Trotzdem sind Sie kein Nachhaltigkeitstreiber.
Nein, wir sind kein Treiber, sondern suchen Lösungsansätze gemeinsam mit unseren Kunden. Das hat bis jetzt sehr gut funktioniert. Man hat dadurch auch einen Impact. Auch wenn es dann vielleicht nur vereinzelt zustande kommt, beispielsweise für eine Pensionskasse, mit der wir uns gemeinsam eine Formel auferlegt haben, ist unser Einfluss direkter.
Stimmen Sie an GV auch in Richtung Nachhaltigkeit ab?
Unsere Chief Sustainability Officer, Amanda Young, legt eine grundsätzliche Strategie fest. Das ist fast schon eine Direktive. Abrdn baut zusammen mit anderen Assetmanagern aus der Branche Druck bei Firmen auf, die aus Nachhaltigkeitssicht nicht gut dastehen. So ist die Wahrscheinlichkeit, etwas zu verändern, grösser.
«In etwas, das kaum verstanden wird, wird auch nicht investiert.»
Wie gehen Sie mit dem ESG-Gegenwind aus den USA um?

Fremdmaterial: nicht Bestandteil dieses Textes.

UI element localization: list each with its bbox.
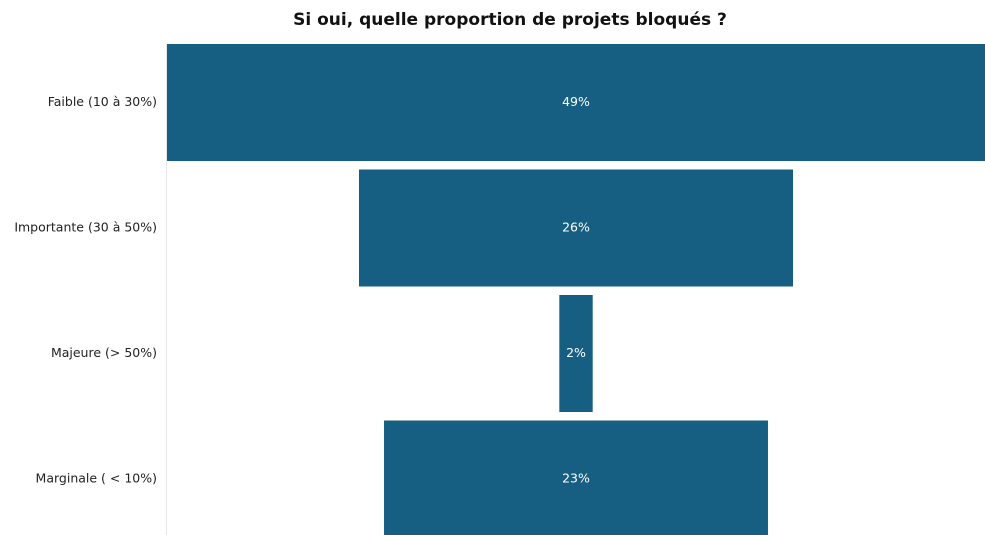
value-label: 2% — [566, 345, 586, 360]
value-label: 26% — [562, 220, 590, 235]
funnel-bar — [167, 44, 985, 161]
funnel-bar — [384, 420, 768, 535]
category-label: Faible (10 à 30%) — [48, 94, 157, 109]
funnel-bar — [559, 295, 593, 412]
value-label: 49% — [562, 94, 590, 109]
chart-title: Si oui, quelle proportion de projets blo… — [293, 10, 727, 30]
value-label: 23% — [562, 471, 590, 486]
funnel-bar — [358, 169, 794, 287]
category-label: Importante (30 à 50%) — [14, 220, 157, 235]
category-label: Majeure (> 50%) — [51, 345, 157, 360]
category-label: Marginale ( < 10%) — [36, 471, 157, 486]
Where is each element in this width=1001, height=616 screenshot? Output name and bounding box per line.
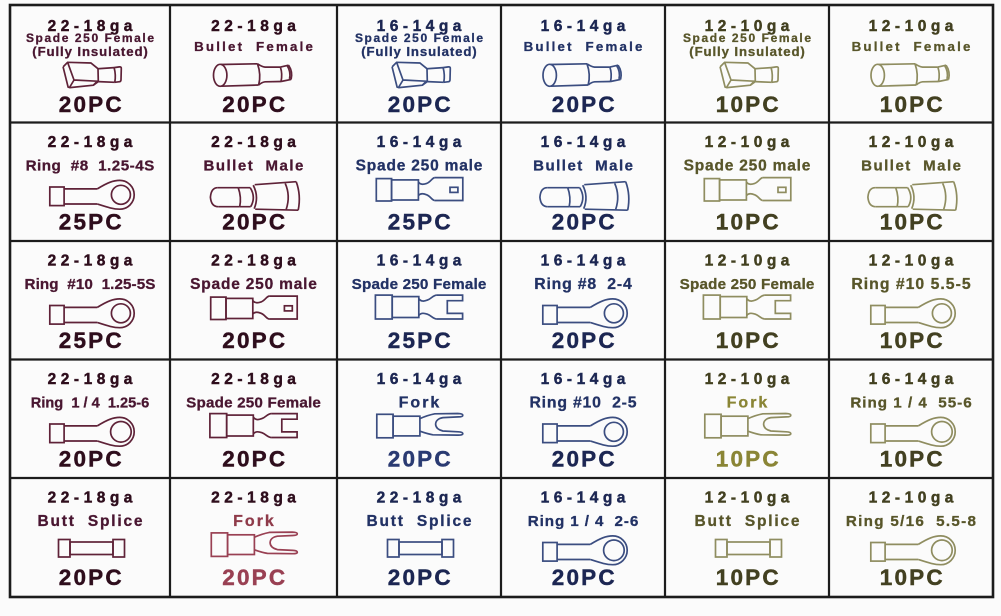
svg-text:Bullet Female: Bullet Female bbox=[194, 39, 315, 54]
svg-text:Spade 250 Female: Spade 250 Female bbox=[680, 276, 815, 293]
svg-text:Ring #8 2-4: Ring #8 2-4 bbox=[534, 276, 632, 293]
svg-text:10PC: 10PC bbox=[880, 92, 945, 117]
svg-text:20PC: 20PC bbox=[552, 565, 617, 590]
svg-text:20PC: 20PC bbox=[552, 92, 617, 117]
svg-text:Fork: Fork bbox=[233, 513, 276, 530]
svg-text:Ring 5/16 5.5-8: Ring 5/16 5.5-8 bbox=[846, 513, 977, 530]
svg-text:(Fully Insulated): (Fully Insulated) bbox=[689, 44, 805, 59]
svg-text:10PC: 10PC bbox=[716, 446, 781, 471]
svg-text:Spade 250 Female: Spade 250 Female bbox=[352, 276, 487, 293]
svg-text:16-14ga: 16-14ga bbox=[869, 371, 958, 388]
svg-text:20PC: 20PC bbox=[388, 92, 453, 117]
svg-text:20PC: 20PC bbox=[552, 328, 617, 353]
svg-text:25PC: 25PC bbox=[388, 209, 453, 234]
svg-text:22-18ga: 22-18ga bbox=[211, 371, 300, 388]
svg-text:12-10ga: 12-10ga bbox=[869, 490, 958, 507]
svg-text:12-10ga: 12-10ga bbox=[705, 253, 794, 270]
svg-text:16-14ga: 16-14ga bbox=[541, 253, 630, 270]
svg-text:Butt Splice: Butt Splice bbox=[366, 513, 473, 530]
svg-text:16-14ga: 16-14ga bbox=[377, 18, 466, 35]
svg-text:20PC: 20PC bbox=[222, 328, 287, 353]
svg-text:10PC: 10PC bbox=[716, 328, 781, 353]
svg-text:22-18ga: 22-18ga bbox=[48, 18, 137, 35]
svg-text:12-10ga: 12-10ga bbox=[705, 134, 794, 151]
svg-text:Bullet Male: Bullet Male bbox=[204, 158, 305, 175]
svg-text:Spade 250 Female: Spade 250 Female bbox=[683, 31, 813, 45]
svg-text:12-10ga: 12-10ga bbox=[869, 253, 958, 270]
svg-text:Ring 1 / 4 55-6: Ring 1 / 4 55-6 bbox=[850, 395, 972, 412]
svg-text:12-10ga: 12-10ga bbox=[869, 18, 958, 35]
svg-text:20PC: 20PC bbox=[222, 209, 287, 234]
svg-text:Butt Splice: Butt Splice bbox=[694, 513, 801, 530]
svg-text:10PC: 10PC bbox=[880, 328, 945, 353]
svg-text:12-10ga: 12-10ga bbox=[705, 371, 794, 388]
svg-text:20PC: 20PC bbox=[222, 446, 287, 471]
svg-text:Bullet Female: Bullet Female bbox=[852, 39, 973, 54]
svg-text:22-18ga: 22-18ga bbox=[211, 134, 300, 151]
svg-text:22-18ga: 22-18ga bbox=[48, 134, 137, 151]
svg-text:Ring #10 2-5: Ring #10 2-5 bbox=[529, 395, 637, 412]
svg-text:Spade 250 Female: Spade 250 Female bbox=[355, 31, 485, 45]
svg-text:20PC: 20PC bbox=[388, 565, 453, 590]
svg-text:22-18ga: 22-18ga bbox=[211, 253, 300, 270]
svg-text:20PC: 20PC bbox=[552, 446, 617, 471]
svg-text:20PC: 20PC bbox=[222, 565, 287, 590]
svg-text:10PC: 10PC bbox=[716, 565, 781, 590]
svg-text:(Fully Insulated): (Fully Insulated) bbox=[361, 44, 477, 59]
svg-text:Spade 250 male: Spade 250 male bbox=[684, 158, 812, 175]
svg-text:12-10ga: 12-10ga bbox=[705, 490, 794, 507]
svg-text:10PC: 10PC bbox=[716, 92, 781, 117]
svg-text:25PC: 25PC bbox=[388, 328, 453, 353]
svg-text:10PC: 10PC bbox=[880, 446, 945, 471]
svg-text:Spade 250 Female: Spade 250 Female bbox=[186, 395, 321, 412]
svg-text:Butt Splice: Butt Splice bbox=[37, 513, 144, 530]
svg-text:16-14ga: 16-14ga bbox=[541, 371, 630, 388]
svg-text:Ring 1 / 4 2-6: Ring 1 / 4 2-6 bbox=[528, 513, 639, 530]
svg-text:(Fully Insulated): (Fully Insulated) bbox=[32, 44, 148, 59]
svg-text:Spade 250 male: Spade 250 male bbox=[356, 158, 484, 175]
svg-text:Fork: Fork bbox=[399, 395, 442, 412]
svg-text:Bullet Female: Bullet Female bbox=[524, 39, 645, 54]
svg-text:10PC: 10PC bbox=[716, 209, 781, 234]
svg-text:Spade 250 Female: Spade 250 Female bbox=[26, 31, 156, 45]
svg-text:16-14ga: 16-14ga bbox=[541, 490, 630, 507]
svg-text:20PC: 20PC bbox=[59, 92, 124, 117]
svg-text:22-18ga: 22-18ga bbox=[48, 371, 137, 388]
svg-text:12-10ga: 12-10ga bbox=[705, 18, 794, 35]
svg-text:20PC: 20PC bbox=[388, 446, 453, 471]
svg-text:Ring #10 5.5-5: Ring #10 5.5-5 bbox=[851, 276, 971, 293]
svg-text:Spade 250 male: Spade 250 male bbox=[190, 276, 318, 293]
svg-text:22-18ga: 22-18ga bbox=[211, 18, 300, 35]
svg-text:22-18ga: 22-18ga bbox=[377, 490, 466, 507]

Der amerikanische Markt ist für Abrdn weniger von strategischer Bedeutung. Wir haben dort zwar ein Portfoliomanagementteam, was die Aktienseite betrifft. Unser Fokus liegt aber ganz klar in Europa und Asien.
Wenn sich jetzt Blackrock von den ESG-Kriterien distanziert, ändert sich für Sie nichts?
Nein. Einige Assetmanager mussten ja zurückbuchstabieren. Viele ihrer ETF haben sie als Artikel-8-kompatibel kategorisiert – und plötzlich trugen sie das «Green»-Label. Eine Rolle mag für sie auch der US-Markt spielen. Generell hat das auf uns aber keinen Einfluss, zumal ihr Fokus auf passiven Produkten liegt. Wir hingegen fokussieren auf aktiv verwaltete Finanzprodukte.
Also verliert ESG nicht an Bedeutung?
Ich glaube, es gibt momentan eine Reizüberflutung. Die Leute werden teils alleingelassen mit den vielen Bewertungen und Labels. Es geht so ein oder zwei Schritte zurück, auch von Investorenseite. ESG ist für viele wichtig, aber für sie als Investoren sind dann doch die Wertentwicklung und Sicherheit wichtiger. Das Problem ist, dass man sich stundenlang einlesen und gefühlt ein halbes CAS abschliessen muss, um diese Ansätze zu verstehen. Das machen viele nicht mit, was man auch in den Mittelflüssen sieht. Bei institutionellen Investoren sieht es da allerdings anders aus. Sie sind einen Schritt weiter, haben grosse Teams und definieren ihre eigenen Kriterien.
Was muss Ihre Branche jetzt tun?
Was die Branche jetzt nachliefern muss, sind klare, einfach verständliche Ansätze. Was bedeutet Nachhaltigkeit? Was kostet mich das? Und was hat das allenfalls für einen Einfluss auf die Wertentwicklung? Die Branche hat jetzt eine Bringschuld. Denn in etwas, das kaum verstanden wird, wird dann vernünftigerweise auch nicht investiert.